La prise en charge de ces anomalies est codifiée par leur description selon la classification BIRADS de l’American College of Radiology (ACR) (). La codification BIRADS permet de standardiser une conduite à tenir, et en particulier de poser l'indication d'un prélèvement. Ces recommandations ont été reprises et adaptées à la France par l'Anaes. Les prélèvements se font en fonction du type de l'anomalie, de sa visibilité (mode de guidage stéréotaxique ou échographique), du type de réponse attendue, et de la volonté ou non de retirer le signal de l'anomalie en cas de bénignité. Les images mammographiques sont classées en 5 catégories en fonction du degré de suspicion de leur caractère pathologique (valeur prédictive positive : VPP de malignité d'une anomalie).

Les anomalies potentiellement malignes qui nous intéressent dans cette mise au point sont les anomalies codifiées 4 et 5 et, plus accessoirement, les anomalies ACR3. En plus des difficultés liées à la technique, les difficultés de l'imagerie interventionnelle sont liées au choix de l'examen le plus adapté (cytologie ou histologie) [1, 2, 3, 4, 5, 6, 7 et 8] et au choix du mode de guidage (échographie, stéréotaxie ou IRM). Ces choix sont le plus souvent discutés de façon multidisciplinaire, en particulier au cours des réunions de concertation pluridisciplinaires. La prise en charge d'une anomalie potentiellement maligne doit répondre à 2 impératifs :

  • confirmer la malignité ;
  • établir les éléments qui interviendront dans le choix de la prise en charge thérapeutique (invasif ou non, uni ou multifocal, etc.).

Cytoponction

Les ponctions échoguidées (PEG) ont participé à l'essor de l'imagerie interventionnelle, et ont très largement fait la démonstration de leur fiabilité lorsqu'elles sont appliquées à un champ d'investigation entrant dans leur domaine de compétence, et pratiquées par des opérateurs entraînés. Il s'agit d'un geste apparemment simple mais qui est en fait très technique Fig. 1. Nous nous bornerons donc à rappeler ces exigences fondamentales sans lesquelles il ne saurait y avoir de résultats corrects.

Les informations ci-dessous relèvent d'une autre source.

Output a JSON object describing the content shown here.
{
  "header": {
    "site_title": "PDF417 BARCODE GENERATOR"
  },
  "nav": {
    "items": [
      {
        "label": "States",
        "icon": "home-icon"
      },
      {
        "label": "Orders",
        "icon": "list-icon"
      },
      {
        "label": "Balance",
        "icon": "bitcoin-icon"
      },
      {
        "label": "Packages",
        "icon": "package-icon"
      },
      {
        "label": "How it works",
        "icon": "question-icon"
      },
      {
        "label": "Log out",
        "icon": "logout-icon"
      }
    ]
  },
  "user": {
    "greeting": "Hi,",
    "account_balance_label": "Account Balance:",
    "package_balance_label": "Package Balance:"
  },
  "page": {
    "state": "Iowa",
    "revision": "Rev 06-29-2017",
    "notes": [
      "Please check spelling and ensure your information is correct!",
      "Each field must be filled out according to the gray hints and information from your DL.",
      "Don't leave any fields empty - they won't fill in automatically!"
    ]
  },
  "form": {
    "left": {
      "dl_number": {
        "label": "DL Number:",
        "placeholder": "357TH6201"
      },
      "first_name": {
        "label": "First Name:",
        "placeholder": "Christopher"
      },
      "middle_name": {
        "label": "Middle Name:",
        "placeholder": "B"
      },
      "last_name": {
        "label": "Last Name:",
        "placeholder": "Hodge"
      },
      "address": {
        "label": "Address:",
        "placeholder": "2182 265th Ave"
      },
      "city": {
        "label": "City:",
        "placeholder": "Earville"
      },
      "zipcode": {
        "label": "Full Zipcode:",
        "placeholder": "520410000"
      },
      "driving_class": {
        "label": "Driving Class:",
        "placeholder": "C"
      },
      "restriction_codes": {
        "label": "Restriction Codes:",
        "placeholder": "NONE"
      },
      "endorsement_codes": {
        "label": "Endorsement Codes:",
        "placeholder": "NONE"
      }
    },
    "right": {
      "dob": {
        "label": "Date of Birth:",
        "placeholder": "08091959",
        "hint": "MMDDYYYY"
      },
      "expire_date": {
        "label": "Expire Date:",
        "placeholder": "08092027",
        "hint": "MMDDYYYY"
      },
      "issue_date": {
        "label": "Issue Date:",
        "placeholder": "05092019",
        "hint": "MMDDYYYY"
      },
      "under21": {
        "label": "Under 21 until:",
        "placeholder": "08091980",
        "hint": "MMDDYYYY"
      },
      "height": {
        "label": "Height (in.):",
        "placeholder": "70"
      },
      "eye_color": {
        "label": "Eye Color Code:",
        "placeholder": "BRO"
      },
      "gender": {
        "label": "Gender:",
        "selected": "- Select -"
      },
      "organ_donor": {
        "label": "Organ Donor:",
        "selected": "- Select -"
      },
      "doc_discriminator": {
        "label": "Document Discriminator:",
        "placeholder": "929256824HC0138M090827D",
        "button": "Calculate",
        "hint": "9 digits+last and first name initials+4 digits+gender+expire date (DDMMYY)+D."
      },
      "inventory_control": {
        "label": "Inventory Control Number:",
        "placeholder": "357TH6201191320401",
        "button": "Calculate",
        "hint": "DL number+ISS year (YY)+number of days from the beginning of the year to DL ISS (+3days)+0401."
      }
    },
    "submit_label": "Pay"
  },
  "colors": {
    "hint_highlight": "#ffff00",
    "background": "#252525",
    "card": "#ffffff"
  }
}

Exigences dans les indications

Seules les lésions ayant une traduction échographique franche et indiscutable pourront faire l'objet de ponctions. Leur petite taille ou leur profondeur ne sont pas des facteurs limitants pour des équipes expérimentées. Les cytoponctions guidées par stéréotaxie ont totalement disparu. Par définition, les foyers de microcalcifications isolés sont exclus du champ des ponctions échoguidées. Sont récusées les images douteuses ou labiles, ou celles pour lesquelles la correspondance à une anomalie mammographique n'est pas certaine. Il est du ressort de l'échographiste ou de l'équipe qui prélève de savoir récuser une indication qui ne satisferait pas à ces conditions de validité.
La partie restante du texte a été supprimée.